Any surface $(\Sigma, h)$ with $S^1$ symmetry admits metric of the form $h = ds^2 + \rho^2(s) d\theta^2$. If there exists a function $z(s)$ such that $\dot{\rho}^2 + \dot{z}^2=1$, then (using cylindrical coordinates) $\Phi(s,\theta) := (\rho(s), z(s), \theta) \in \mathbb{R}_{\geq0} \times \mathbb{R}\times S^1 = \mathbb{R}^3$ describes an isometric embedding $\Phi\colon (\Sigma, h) \to (\mathbb{R}^3, \delta)$ which clearly satisfies the property that $S^1 \subset iso(\mathbb{R}^3, \Phi(\Sigma), \delta)$ as desired. The real question is two parts:
- If $z(s)$ exists, then does $S^1 \subset iso(\mathbb{R}^3, \Psi(\Sigma), \delta)$ for every isometric embedding $\Psi\colon (\Sigma, h) \to (\mathbb{R}^3, \delta)$, not just the ones constructed through this method?
- If $z(s)$ does not exists, then is it true that no such isometric embedding with the desired property exists?
Some things to keep in mind:
- There usually "boundary conditions" that need to be satisfied to guarentee $(\rho(s), z(s), \theta)$ is at the poles, but those are automatically satisfied because $(\Sigma, h)$ is assumed to be a closed smooth manifold.
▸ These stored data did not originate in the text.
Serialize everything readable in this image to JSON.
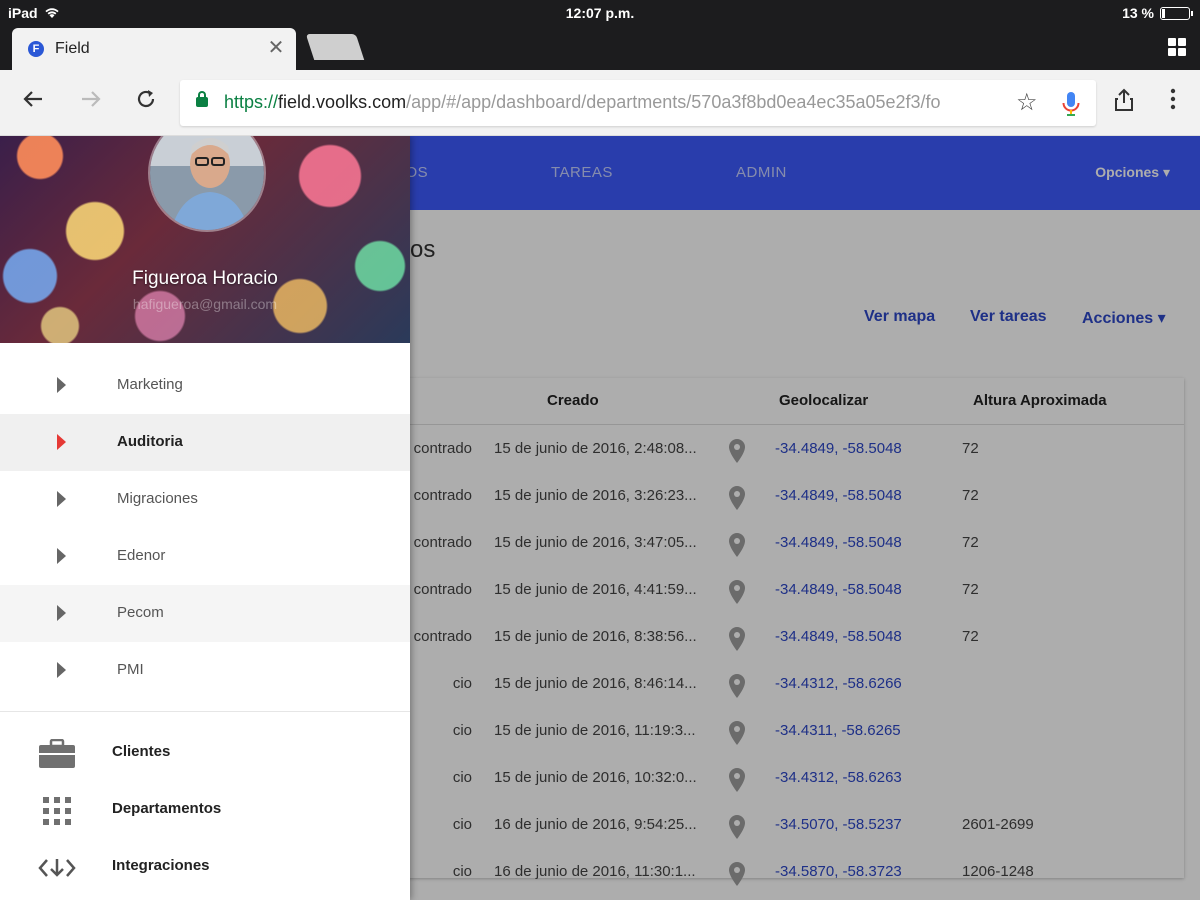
{
  "status_bar": {
    "device": "iPad",
    "time": "12:07 p.m.",
    "battery": "13 %",
    "battery_level": 0.13
  },
  "browser": {
    "tab_title": "Field",
    "favicon_letter": "F",
    "url_scheme": "https://",
    "url_host": "field.voolks.com",
    "url_path": "/app/#/app/dashboard/departments/570a3f8bd0ea4ec35a05e2f3/fo"
  },
  "app_nav": {
    "items": [
      "POS",
      "TAREAS",
      "ADMIN"
    ],
    "opciones": "Opciones ▾"
  },
  "page": {
    "title": "os",
    "actions": [
      "Ver mapa",
      "Ver tareas",
      "Acciones ▾"
    ]
  },
  "table": {
    "headers": [
      "Creado",
      "Geolocalizar",
      "Altura Aproximada"
    ],
    "rows": [
      {
        "estado": "contrado",
        "created": "15 de junio de 2016, 2:48:08...",
        "geo": "-34.4849, -58.5048",
        "alt": "72"
      },
      {
        "estado": "contrado",
        "created": "15 de junio de 2016, 3:26:23...",
        "geo": "-34.4849, -58.5048",
        "alt": "72"
      },
      {
        "estado": "contrado",
        "created": "15 de junio de 2016, 3:47:05...",
        "geo": "-34.4849, -58.5048",
        "alt": "72"
      },
      {
        "estado": "contrado",
        "created": "15 de junio de 2016, 4:41:59...",
        "geo": "-34.4849, -58.5048",
        "alt": "72"
      },
      {
        "estado": "contrado",
        "created": "15 de junio de 2016, 8:38:56...",
        "geo": "-34.4849, -58.5048",
        "alt": "72"
      },
      {
        "estado": "cio",
        "created": "15 de junio de 2016, 8:46:14...",
        "geo": "-34.4312, -58.6266",
        "alt": ""
      },
      {
        "estado": "cio",
        "created": "15 de junio de 2016, 11:19:3...",
        "geo": "-34.4311, -58.6265",
        "alt": ""
      },
      {
        "estado": "cio",
        "created": "15 de junio de 2016, 10:32:0...",
        "geo": "-34.4312, -58.6263",
        "alt": ""
      },
      {
        "estado": "cio",
        "created": "16 de junio de 2016, 9:54:25...",
        "geo": "-34.5070, -58.5237",
        "alt": "2601-2699"
      },
      {
        "estado": "cio",
        "created": "16 de junio de 2016, 11:30:1...",
        "geo": "-34.5870, -58.3723",
        "alt": "1206-1248"
      }
    ]
  },
  "drawer": {
    "user_name": "Figueroa Horacio",
    "user_email": "hafigueroa@gmail.com",
    "departments": [
      {
        "label": "Marketing",
        "state": "normal"
      },
      {
        "label": "Auditoria",
        "state": "active"
      },
      {
        "label": "Migraciones",
        "state": "normal"
      },
      {
        "label": "Edenor",
        "state": "normal"
      },
      {
        "label": "Pecom",
        "state": "shaded"
      },
      {
        "label": "PMI",
        "state": "normal"
      }
    ],
    "menu": [
      {
        "label": "Clientes",
        "icon": "briefcase-icon"
      },
      {
        "label": "Departamentos",
        "icon": "grid-icon"
      },
      {
        "label": "Integraciones",
        "icon": "integration-icon"
      }
    ]
  },
  "colors": {
    "nav_blue": "#3d5afe",
    "link_blue": "#2d47c8",
    "active_arrow": "#e53935",
    "secure_green": "#0b8043"
  }
}
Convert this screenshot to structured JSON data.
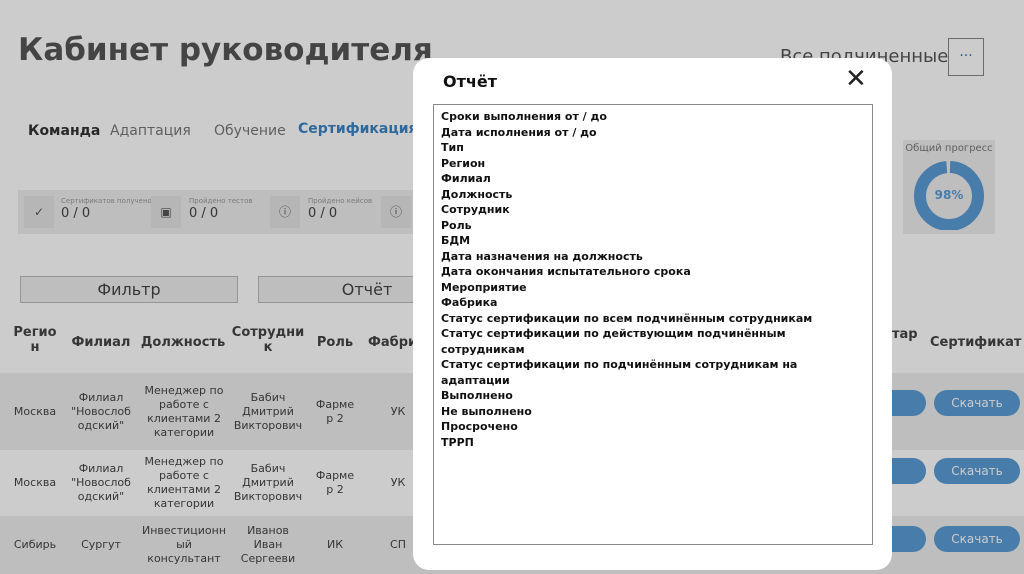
{
  "header": {
    "title": "Кабинет руководителя",
    "subordinates": "Все подчиненные",
    "more": "···"
  },
  "tabs": [
    "Команда",
    "Адаптация",
    "Обучение",
    "Сертификация"
  ],
  "stats": [
    {
      "label": "Сертификатов получено",
      "value": "0 / 0"
    },
    {
      "label": "Пройдено тестов",
      "value": "0 / 0"
    },
    {
      "label": "Пройдено кейсов",
      "value": "0 / 0"
    }
  ],
  "progress": {
    "label": "Общий прогресс",
    "value": "98%",
    "percent": 98
  },
  "buttons": {
    "filter": "Фильтр",
    "report": "Отчёт"
  },
  "table": {
    "headers": [
      "Регио\nн",
      "Филиал",
      "Должность",
      "Сотрудни\nк",
      "Роль",
      "Фабри",
      "тар",
      "Сертификат"
    ],
    "rows": [
      [
        "Москва",
        "Филиал \"Новослоб одский\"",
        "Менеджер по работе с клиентами 2 категории",
        "Бабич Дмитрий Викторович",
        "Фарме р 2",
        "УК"
      ],
      [
        "Москва",
        "Филиал \"Новослоб одский\"",
        "Менеджер по работе с клиентами 2 категории",
        "Бабич Дмитрий Викторович",
        "Фарме р 2",
        "УК"
      ],
      [
        "Сибирь",
        "Сургут",
        "Инвестиционн ый консультант",
        "Иванов Иван Сергееви",
        "ИК",
        "СП"
      ]
    ],
    "download": "Скачать"
  },
  "modal": {
    "title": "Отчёт",
    "items": [
      "Сроки выполнения от / до",
      "Дата исполнения от / до",
      "Тип",
      "Регион",
      "Филиал",
      "Должность",
      "Сотрудник",
      "Роль",
      "БДМ",
      "Дата назначения на должность",
      "Дата окончания испытательного срока",
      "Мероприятие",
      "Фабрика",
      "Статус сертификации по всем подчинённым сотрудникам",
      "Статус сертификации по действующим подчинённым сотрудникам",
      "Статус сертификации по подчинённым сотрудникам на адаптации",
      "Выполнено",
      "Не выполнено",
      "Просрочено",
      "ТРРП"
    ]
  }
}
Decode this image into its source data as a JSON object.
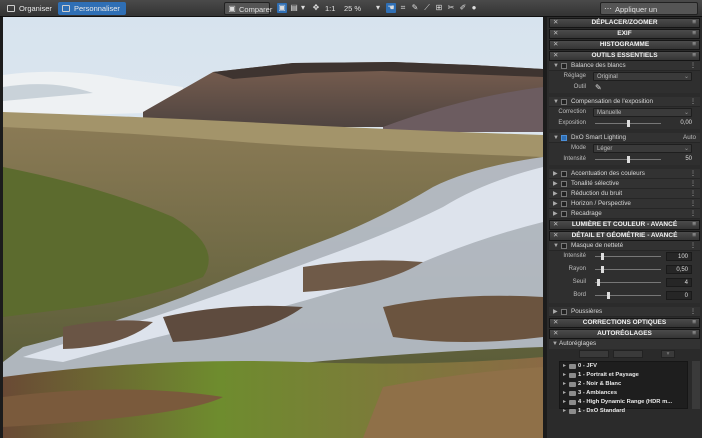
{
  "top": {
    "tabs": [
      {
        "label": "Organiser",
        "active": false
      },
      {
        "label": "Personnaliser",
        "active": true
      }
    ],
    "compare_label": "Comparer",
    "ratio_label": "1:1",
    "zoom": "25 %",
    "auto_label": "Appliquer un autoréglage"
  },
  "panel": {
    "deplacer": "DÉPLACER/ZOOMER",
    "exif": "EXIF",
    "histogramme": "HISTOGRAMME",
    "outils": "OUTILS ESSENTIELS",
    "balance": {
      "title": "Balance des blancs",
      "reglage_label": "Réglage",
      "reglage_value": "Original",
      "outil_label": "Outil"
    },
    "compensation": {
      "title": "Compensation de l'exposition",
      "correction_label": "Correction",
      "correction_value": "Manuelle",
      "exposition_label": "Exposition",
      "exposition_value": "0,00",
      "exposition_level": 0.5
    },
    "smart": {
      "title": "DxO Smart Lighting",
      "mode_right": "Auto",
      "mode_label": "Mode",
      "mode_value": "Léger",
      "intensite_label": "Intensité",
      "intensite_value": "50",
      "intensite_level": 0.5
    },
    "tools": [
      "Accentuation des couleurs",
      "Tonalité sélective",
      "Réduction du bruit",
      "Horizon / Perspective",
      "Recadrage"
    ],
    "lumiere": "LUMIÈRE ET COULEUR - AVANCÉ",
    "detail": "DÉTAIL ET GÉOMÉTRIE - AVANCÉ",
    "masque": {
      "title": "Masque de netteté",
      "rows": [
        {
          "label": "Intensité",
          "value": "100",
          "level": 0.1
        },
        {
          "label": "Rayon",
          "value": "0,50",
          "level": 0.1
        },
        {
          "label": "Seuil",
          "value": "4",
          "level": 0.05
        },
        {
          "label": "Bord",
          "value": "0",
          "level": 0.2
        }
      ]
    },
    "poussieres": "Poussières",
    "corrections": "CORRECTIONS OPTIQUES",
    "autoreglages": "AUTORÉGLAGES",
    "autoreglages_sub": "Autoréglages",
    "presets": [
      "0 - JFV",
      "1 - Portrait et Paysage",
      "2 - Noir & Blanc",
      "3 - Ambiances",
      "4 - High Dynamic Range (HDR m...",
      "1 - DxO Standard"
    ]
  },
  "colors": {
    "accent": "#2f6fb5"
  },
  "icons": [
    "organiser-icon",
    "personnaliser-icon",
    "compare-icon",
    "hand-icon",
    "eyedropper-icon",
    "ellipsis-icon",
    "close-icon",
    "menu-icon"
  ]
}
- If the Guass curvature of $(\Sigma, h)$ were positive, then any embedding $\Phi \colon (\Sigma, h) \to (\mathbb{R}^3, \delta)$ into Euclidean space would be unique up to rigid motions, and the problem would be more or less trivial.
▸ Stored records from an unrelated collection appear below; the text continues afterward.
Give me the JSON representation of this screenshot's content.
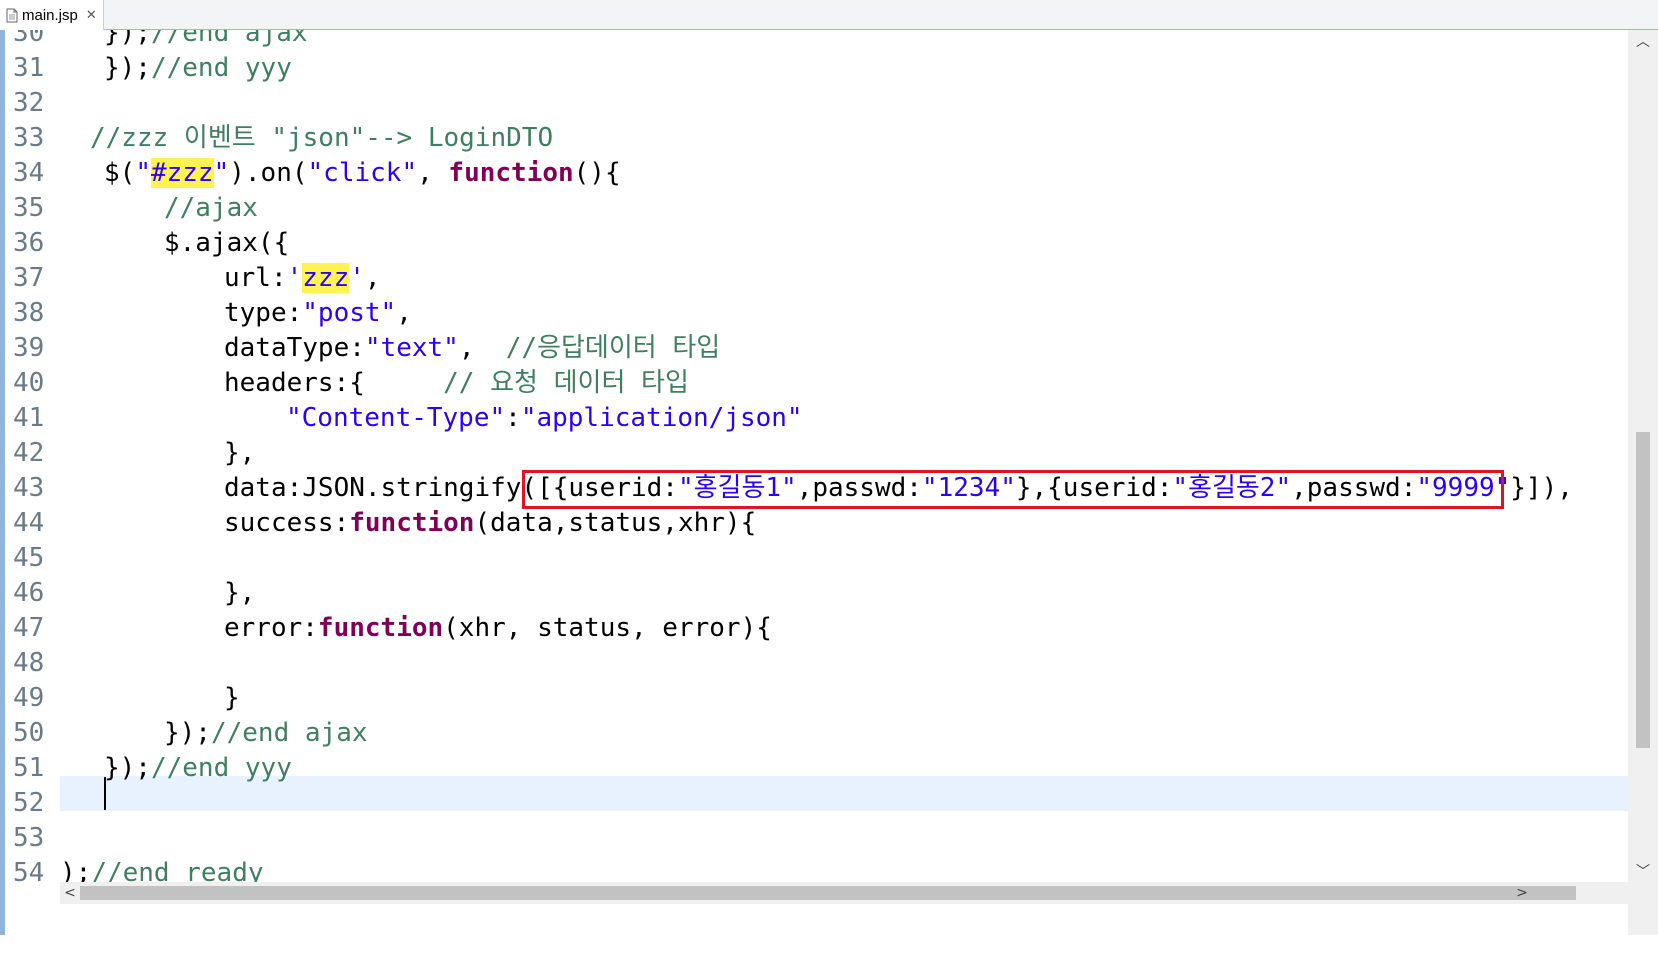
{
  "tab": {
    "title": "main.jsp",
    "close": "✕"
  },
  "editor": {
    "lines": [
      {
        "num": "30",
        "text": "});//end ajax"
      },
      {
        "num": "31",
        "text": "});//end yyy"
      },
      {
        "num": "32",
        "text": ""
      },
      {
        "num": "33",
        "text": "//zzz 이벤트 \"json\"--> LoginDTO"
      },
      {
        "num": "34",
        "text": "$(\"#zzz\").on(\"click\", function(){"
      },
      {
        "num": "35",
        "text": "//ajax"
      },
      {
        "num": "36",
        "text": "$.ajax({"
      },
      {
        "num": "37",
        "text": "url:'zzz',"
      },
      {
        "num": "38",
        "text": "type:\"post\","
      },
      {
        "num": "39",
        "text": "dataType:\"text\",  //응답데이터 타입"
      },
      {
        "num": "40",
        "text": "headers:{     // 요청 데이터 타입"
      },
      {
        "num": "41",
        "text": "\"Content-Type\":\"application/json\""
      },
      {
        "num": "42",
        "text": "},"
      },
      {
        "num": "43",
        "text": "data:JSON.stringify([{userid:\"홍길동1\",passwd:\"1234\"},{userid:\"홍길동2\",passwd:\"9999\"}]),"
      },
      {
        "num": "44",
        "text": "success:function(data,status,xhr){"
      },
      {
        "num": "45",
        "text": ""
      },
      {
        "num": "46",
        "text": "},"
      },
      {
        "num": "47",
        "text": "error:function(xhr, status, error){"
      },
      {
        "num": "48",
        "text": ""
      },
      {
        "num": "49",
        "text": "}"
      },
      {
        "num": "50",
        "text": "});//end ajax"
      },
      {
        "num": "51",
        "text": "});//end yyy"
      },
      {
        "num": "52",
        "text": ""
      },
      {
        "num": "53",
        "text": ""
      },
      {
        "num": "54",
        "text": ");//end ready"
      }
    ],
    "current_line": "52",
    "highlighted_line": "43"
  },
  "scrollbars": {
    "up": "︿",
    "down": "﹀",
    "left": "<",
    "right": ">"
  },
  "colors": {
    "comment": "#3f7f5f",
    "string": "#2a00ff",
    "keyword": "#7f0055",
    "highlight": "#fff44f",
    "red_box": "#e0141e",
    "current_line": "#e8f2fe"
  }
}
- If $(\Sigma, h)$ were allowed to be not closed then there would be trivial counter examples. Consider $(\Sigma, h) = (\mathbb{R}^2, \delta)$ embedded into $(\mathbb{R}^3, \delta)$ as a parabola cross a line (the taco embedding). Clearly $(\mathbb{R}^2, \delta)$ is rotationally symmetric but the taco isn't.
- Even in the positive curvature case embeddings are not unique for non-closed surfaces. A classic example is the fact that spherical caps (looks like a contact lens that goes in someone's eye) are not rigid. So somehow the closedness of $\Sigma$ is important to the proof.
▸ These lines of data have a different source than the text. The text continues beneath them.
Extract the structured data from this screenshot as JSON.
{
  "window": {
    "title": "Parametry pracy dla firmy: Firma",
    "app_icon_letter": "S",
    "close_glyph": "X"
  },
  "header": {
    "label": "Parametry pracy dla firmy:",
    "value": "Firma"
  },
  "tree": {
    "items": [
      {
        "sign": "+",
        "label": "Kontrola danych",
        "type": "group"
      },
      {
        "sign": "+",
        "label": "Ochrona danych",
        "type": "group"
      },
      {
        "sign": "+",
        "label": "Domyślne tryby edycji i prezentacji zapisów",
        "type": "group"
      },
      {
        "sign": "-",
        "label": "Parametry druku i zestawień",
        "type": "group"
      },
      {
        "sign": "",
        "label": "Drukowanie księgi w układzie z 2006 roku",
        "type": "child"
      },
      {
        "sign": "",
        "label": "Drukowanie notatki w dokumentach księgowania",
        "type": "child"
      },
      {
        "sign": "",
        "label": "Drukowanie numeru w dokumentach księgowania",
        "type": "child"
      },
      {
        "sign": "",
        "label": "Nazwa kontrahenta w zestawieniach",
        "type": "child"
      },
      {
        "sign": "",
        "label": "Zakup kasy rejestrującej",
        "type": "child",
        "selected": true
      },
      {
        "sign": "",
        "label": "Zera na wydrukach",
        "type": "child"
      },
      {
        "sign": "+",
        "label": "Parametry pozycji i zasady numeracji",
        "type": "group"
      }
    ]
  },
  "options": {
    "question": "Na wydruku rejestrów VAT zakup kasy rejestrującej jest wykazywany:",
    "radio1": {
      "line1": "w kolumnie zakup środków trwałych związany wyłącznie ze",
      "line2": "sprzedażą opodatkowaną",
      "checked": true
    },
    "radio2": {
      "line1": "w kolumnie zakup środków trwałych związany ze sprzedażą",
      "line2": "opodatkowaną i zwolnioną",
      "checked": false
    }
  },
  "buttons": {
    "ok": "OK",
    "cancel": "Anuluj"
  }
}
- This question has a natural generalization which I state below. Perhaps seeing the problem in this generality will allow people to use techniques that I had not considered.
Generalized Statement:
Let $(\Sigma^{n-1}, h)$ for $n>2$ be a closed Riemannian manifold with an isometric embedding $\Phi \colon (\Sigma, h) \to (M^n, g)$. Does $\Phi$ induce an injective homomorphism of the isometry groups $\Phi_* \colon iso(\Sigma, h) \to iso(M, \Phi(\Sigma), g)$?
(Note that there are trivial counter examples when $n=2$ since all embeddings of $S^1$ are isometric.)
tl; dr: No.
For example, a cone of incident angle greater than $2\pi$ at the vertex embeds isometrically into Euclidean three-space, but not as a surface of rotation. (A cone of rotation has incident angle less than $2\pi$ at the vertex.)
If we take two congruent pieces of such a cone, embed them as parallel surfaces, smoothly join their boundary circles as shown, and smooth out their vertices in a circle-invariant way (not shown), we get a smooth circle-invariant metric on the sphere that isometrically embeds in Euclidean three-space but does not embed as a surface of revolution.
A comparable construction by "punching out neighborhoods of the vertices and smoothly joining the inner boundary circles" yields circle-invariant metrics on a torus that embed in Euclidean thre-space, but not as surfaces of rotation.
In case it's of interest: If $M$ is a sphere, then (see for example A Symplectic Look at Surfaces of Revolution, l'Ens. Math. 49 (2003) 157–172):
The linked paper gives qualitative (and quantitative) interpretation to the slope condition. Loosely, if $|\varphi'| > 2$, then "area accumulates faster than can be accomplished by a surface of revolution." In this framework, a "saddle cone" arises from a linear function of absolute slope greater than $2$.